Okay SoS, I'll handle your reasonable post a paragraph at a time, because otherwise I get lost
Cal has received some praise, but he's also received a stigmatized reputation as a coach who just "rolls the balls" out there and a guy who manipulates his way through the system. He doesn't get nearly the due credit for taking a new team every season and putting them together in a successful way. If you can't see that, it's possible you haven't been listening to many media members besides Jay Bilas.
He did receive some flak, for sure, early on. A lot of people felt that he was undermining the idea of college sports being about college first, and the first year unpleasantness and his very public declarations about getting to the NBA being a/the primary concern didn't help. Now, it could be that he was actually undermining the education part of college sports, or it could be that he was simply adapting to a system that was already around; he was just the first to do so on such a huge and visible level, and his success made him a massive story and a target to some. Whichever you feel, that's really on the individual. But I REALLY disagree that he doesn't get nearly the due credit; over the last three or four years I've seen article after article about how great UK has been, at how he gets such highly ranked kids to swallow their egos and play together, at how well he does getting 18 year olds to play real D... I just don't see any lack of acknowledgement about this. Agree to disagree, I suppose.
The narrative has been accentuated for years - Cal is ruining the integrity of the game with his OAD mercenaries. Now that K has reluctantly been forced to pursue these kids, the narrative has slightly changed to one where K has "adapted with the times." So while K isn't known as the OAD genius yet (I concede that point), he is still hailed as a genius who can do it in any era, with any system now. You admitted this yourself in your own description of him - using the very words "masterful job" to describe his coaching job last year (which to his credit, actually was a masterful job). Yet, and this is the main point of my contention, Cal takes new teams every season, and puts them in a viable position to win titles and we find that the media narrative is quite different, as it slants to the negative or even silence. Certainly you're aware of this.

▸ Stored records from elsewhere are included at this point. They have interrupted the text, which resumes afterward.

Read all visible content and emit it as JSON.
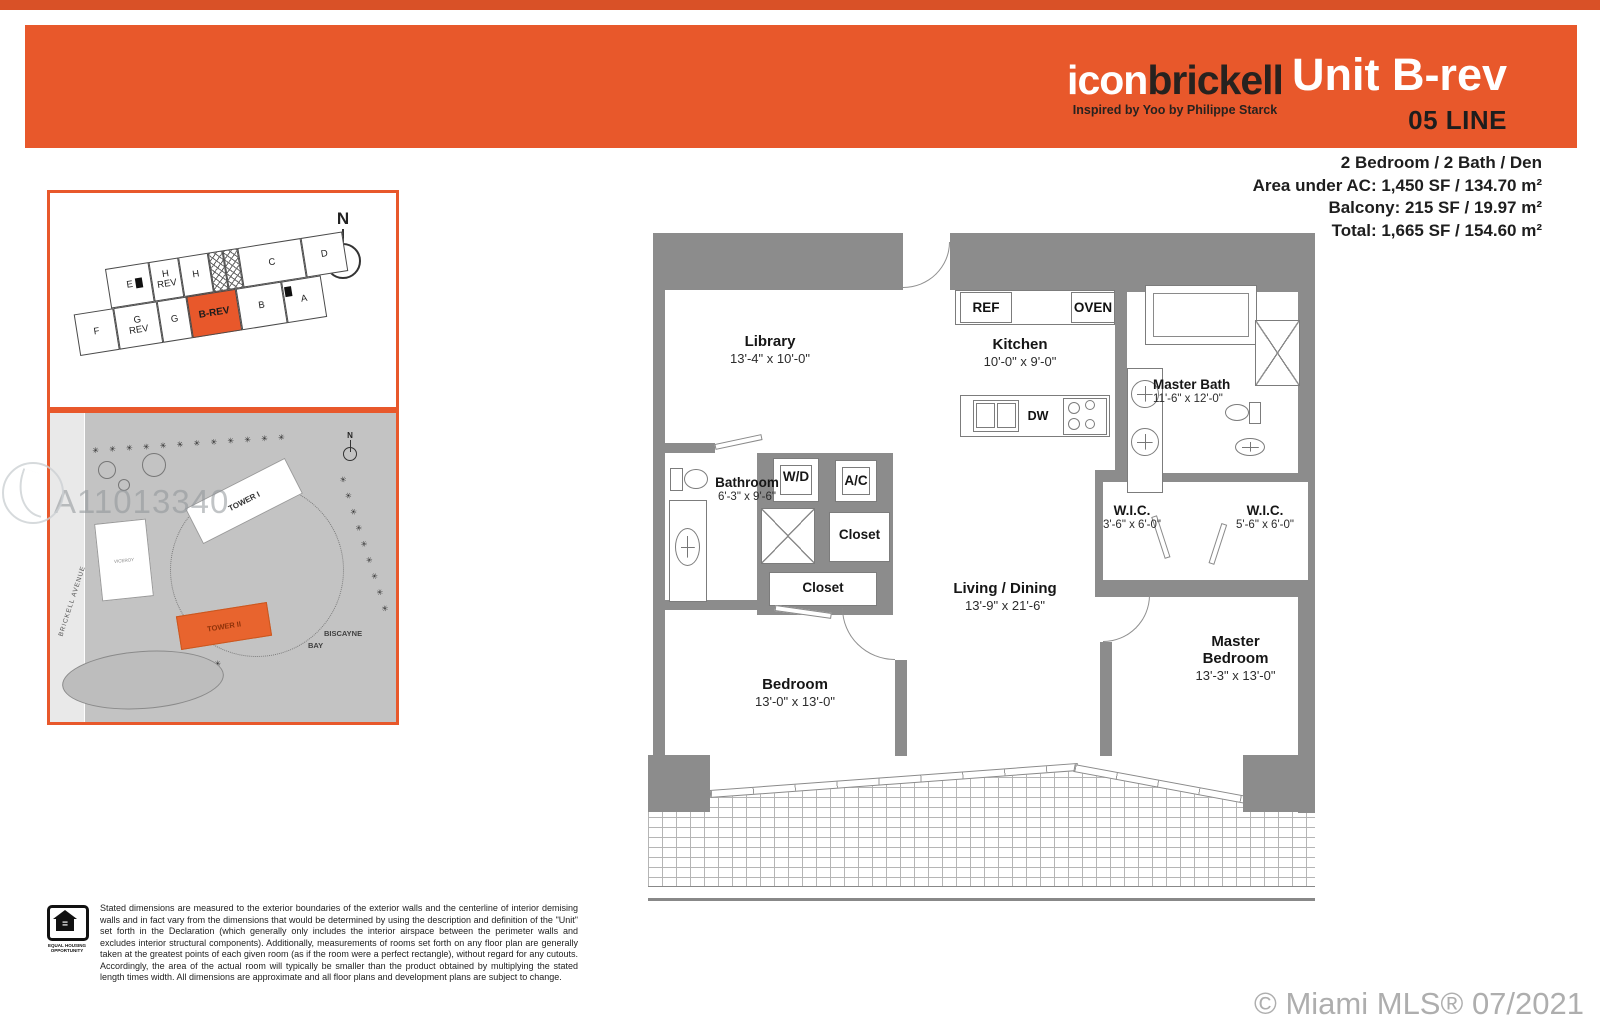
{
  "colors": {
    "accent_orange": "#e8582b",
    "top_strip_orange": "#d95127",
    "wall_gray": "#8c8c8c",
    "map_gray": "#c3c3c3",
    "copyright_gray": "#aeaeae"
  },
  "header": {
    "brand_icon": "icon",
    "brand_brickell": "brickell",
    "tagline": "Inspired by Yoo by Philippe Starck",
    "unit_title": "Unit B-rev",
    "line_label": "05 LINE"
  },
  "stats": {
    "line1": "2 Bedroom / 2 Bath / Den",
    "line2": "Area under AC: 1,450 SF / 134.70 m²",
    "line3": "Balcony: 215 SF / 19.97 m²",
    "line4": "Total: 1,665 SF / 154.60 m²"
  },
  "keyplan": {
    "north": "N",
    "units": {
      "e": "E",
      "h_rev": "H\nREV",
      "h": "H",
      "c": "C",
      "d": "D",
      "f": "F",
      "g_rev": "G\nREV",
      "g": "G",
      "b_rev": "B-REV",
      "b": "B",
      "a": "A"
    }
  },
  "siteplan": {
    "north": "N",
    "tower1": "TOWER I",
    "tower2": "TOWER II",
    "viceroy": "VICEROY",
    "street": "BRICKELL AVENUE",
    "bay_line1": "BISCAYNE",
    "bay_line2": "BAY",
    "watermark": "A11013340",
    "trees_top": "✳ ✳ ✳ ✳ ✳ ✳ ✳ ✳ ✳ ✳ ✳ ✳",
    "trees_right": "✳ ✳ ✳ ✳ ✳ ✳ ✳ ✳ ✳",
    "trees_bottom": "✳ ✳ ✳ ✳ ✳ ✳ ✳ ✳"
  },
  "floorplan": {
    "rooms": {
      "library": {
        "name": "Library",
        "dims": "13'-4\" x 10'-0\""
      },
      "kitchen": {
        "name": "Kitchen",
        "dims": "10'-0\" x 9'-0\""
      },
      "master_bath": {
        "name": "Master Bath",
        "dims": "11'-6\" x 12'-0\""
      },
      "bathroom": {
        "name": "Bathroom",
        "dims": "6'-3\" x 9'-6\""
      },
      "wd": {
        "name": "W/D"
      },
      "ac": {
        "name": "A/C"
      },
      "closet1": {
        "name": "Closet"
      },
      "closet2": {
        "name": "Closet"
      },
      "wic_small": {
        "name": "W.I.C.",
        "dims": "3'-6\" x 6'-0\""
      },
      "wic_large": {
        "name": "W.I.C.",
        "dims": "5'-6\" x 6'-0\""
      },
      "living": {
        "name": "Living / Dining",
        "dims": "13'-9\" x 21'-6\""
      },
      "bedroom": {
        "name": "Bedroom",
        "dims": "13'-0\" x 13'-0\""
      },
      "master_bedroom": {
        "name": "Master\nBedroom",
        "dims": "13'-3\" x 13'-0\""
      }
    },
    "appliances": {
      "ref": "REF",
      "oven": "OVEN",
      "dw": "DW"
    }
  },
  "footer": {
    "disclaimer": "Stated dimensions are measured to the exterior boundaries of the exterior walls and the centerline of interior demising walls and in fact vary from the dimensions that would be determined by using the description and definition of the \"Unit\" set forth in the Declaration (which generally only includes the interior airspace between the perimeter walls and excludes interior structural components). Additionally, measurements of rooms set forth on any floor plan are generally taken at the greatest points of each given room (as if the room were a perfect rectangle), without regard for any cutouts. Accordingly, the area of the actual room will typically be smaller than the product obtained by multiplying the stated length times width. All dimensions are approximate and all floor plans and development plans are subject to change.",
    "equal_housing_caption": "EQUAL HOUSING OPPORTUNITY",
    "copyright": "© Miami MLS® 07/2021"
  }
}
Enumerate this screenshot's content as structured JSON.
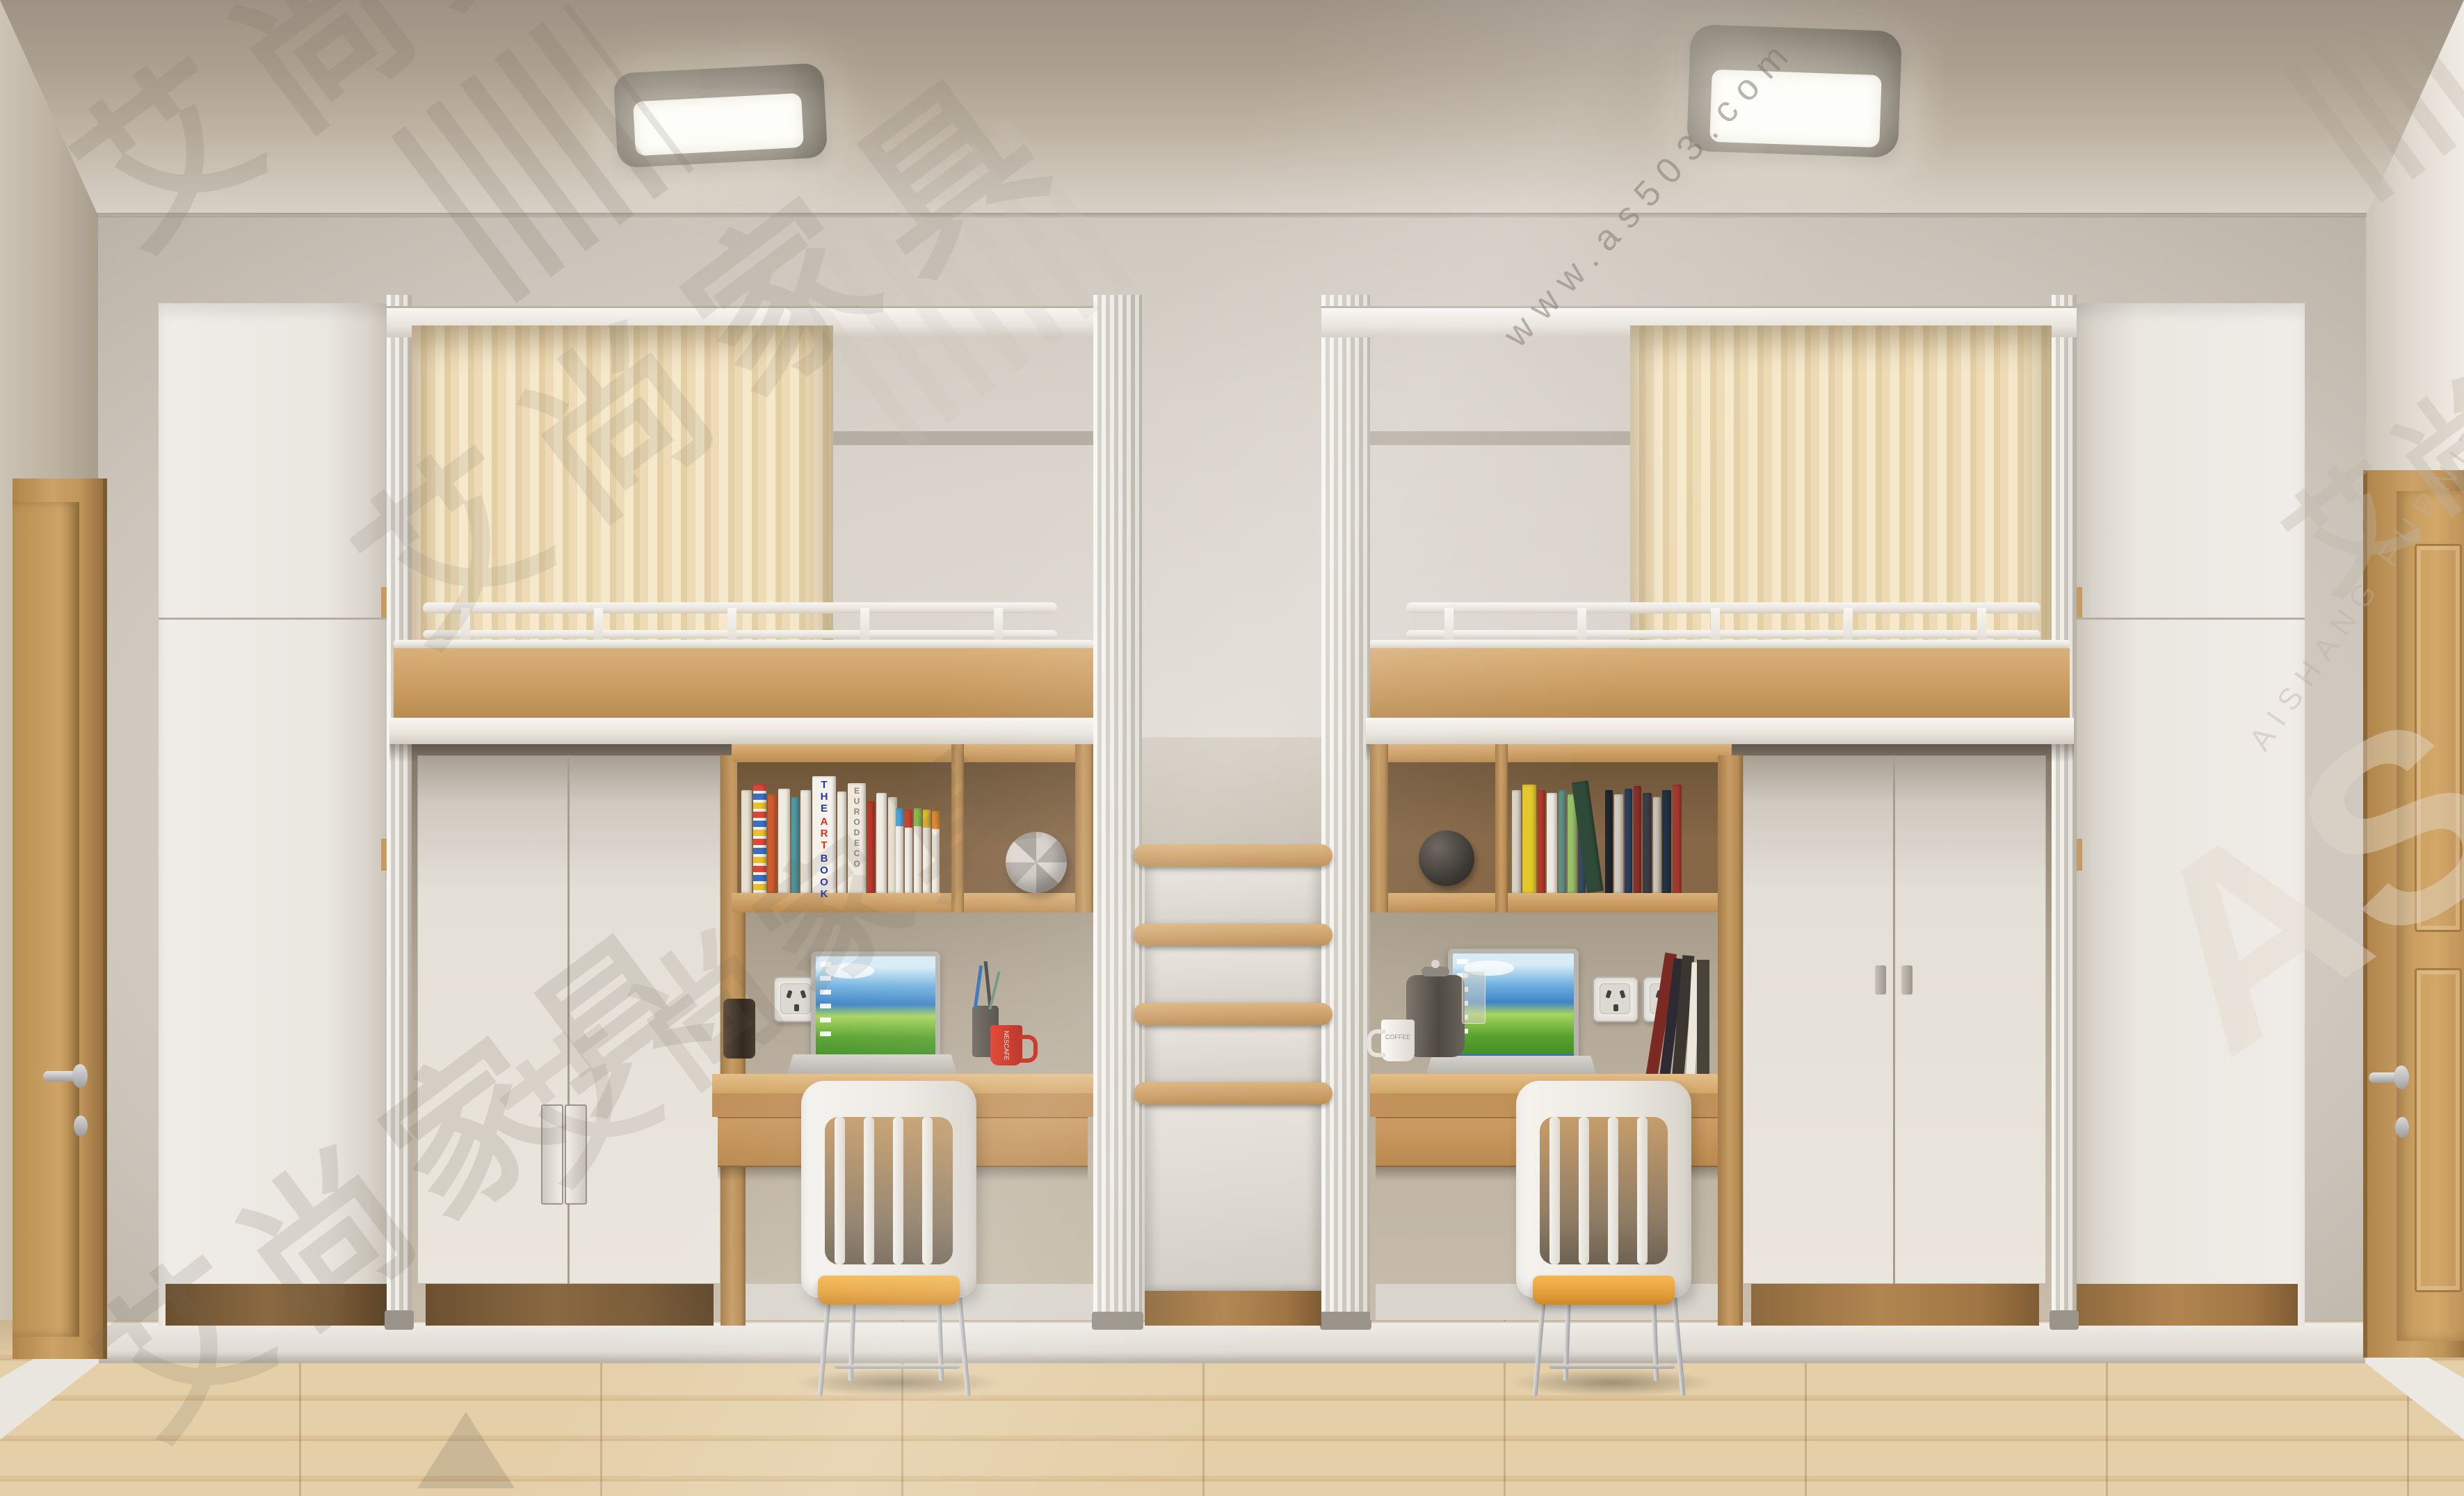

Again, I just don't see it. I've seen SO many articles about how great a coach Cal is. I wonder if maybe you guys just focus more on the negative the way people close to a situation often do; you can have five people say something nice about you, but when one says something mean that is what sticks out. I honestly think that is what is happening here, especially on the heels of the non-stop (and earned) Cal/UK love-fest from last year.
And K isn't "reluctantly forced to pursue these kids." He has been recruiting the same level of kids for years and years and years. In this last class, two kids went pro who weren't necessarily expected to. That's it. Certain media outlets love making it more than that, but it isn't; as a smart college basketball fan, and not a casual fan, you HAVE to be able to see that. The average fan doesn't know what RSCI is, but we do, and we can clearly go back and see that K recruiting Bazz and Barnes and Burgess and Randolph and a HOST of other potential OADs. I suppose in some way he HAS adapted to the times, in his first chance TO adapt, by coaching a team that is half freshmen.
But what really upsets me in all this isn't your program's ability to win last season, but more to do with the trajectory of how your program came to the 2015 title. On that, I focus on the point almost eight years ago when your coach publically came out and ransacked the notion of the OAD system. He has been openly critical of the system in years where it did not benefit his program, including as recently as 2014 when he threw Jabari Parker under the bus following the Mercer travesty, stating that losses like that can happen when your best players are freshmen.
Sure, K has said he doesn't like the system, but Cal has ALSO said he doesn't like the OAD system, and has said on numerous occasions he wishes there was a two and done system. Just because someone doesn't like a certain aspect of college ball doesn't mean they aren't going to use it; after all, K has been recruiting multiple potential OADs for years and years, just as a number of coaches of top level programs have done. Nothing has changed except one or two more kids saying they are going to the draft. And saying that an unexpected loss to a good team can happen when you rely on a freshman isn't throwing a kid under the bus; it is just truth. You guys have experienced that as well.
I've yet to see any media member critically take on the reality of that sentiment since Duke won the national title. Most of them chose to ignore the point altogether or continue to build upon the "K adapted with the times" narrative.
Well, I think thankfully the majority of the media has come to accept that this is the way the game is going now, and are moving on to different stories. That is largely thanks to Cal paving the way, as far as how the media perceives multiple OAD players at a single school. This is not a BAD thing, except you guys had to put up with some negativity in the beginning because UK was the first to really do that. Sucks, but that time is past.